For at least one child in DC, the student pay system is working. It’s helping to close the achievement gap. Hooray to Roland Fryer and the system he created to pay students $50 for every A earned. (Check out The Colbert Report’s interview with the founding economist of the program.)
This child was one of those solid-D, maybe-C students. One of the sweet ones in middle school who didn’t cause a ruckus in class, but who straggled to class and needed four reminders to pull out a pencil and follow along with the guided reading notes. He has a learning disability, but the work was modified enough and in rare times of motivation, he had shown he could do it well. The problem was that motivation.
But over the past two months, all that has changed, his teacher told me. He’s coming in for extra help, he just needs a quick reminder to stay on task, and he eagerly awaits their weekly reading quiz. He even admitted to studying really, really hard for it. Which would explain that 89% that he received on the figurative language analysis quiz. What changed him around?
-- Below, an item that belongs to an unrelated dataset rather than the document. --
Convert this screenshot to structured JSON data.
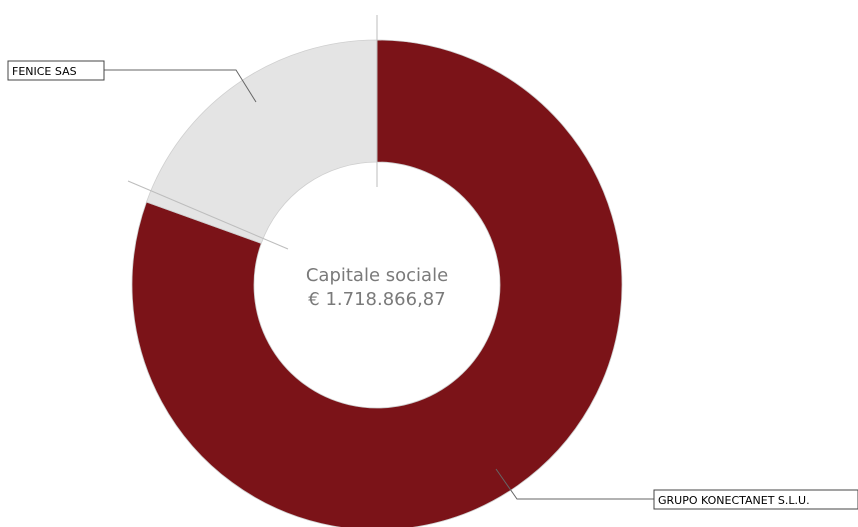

The student-pay system implemented this year in Washington, DC.
And you know what else changed him around? A really amazing teacher who teaches standards-aligned material that is rigorous, based in literature and uses effective guided notes and assessment practices. I’m typically a skeptic when it comes to fancy systems that seem to be grounded in something so innovative that it seems terribly far removed from actual learning and achievement in the classroom. I’m especially skeptical when the quality and rigor of teacher instruction isn’t a major component of the system. I’m more convinced that the student pay system can motivate some kids to study harder-- but what are we doing to guarantee that what they’re studying is the right thing, or that they’re being taught it at all? Oh right. That’s called teacher merit pay.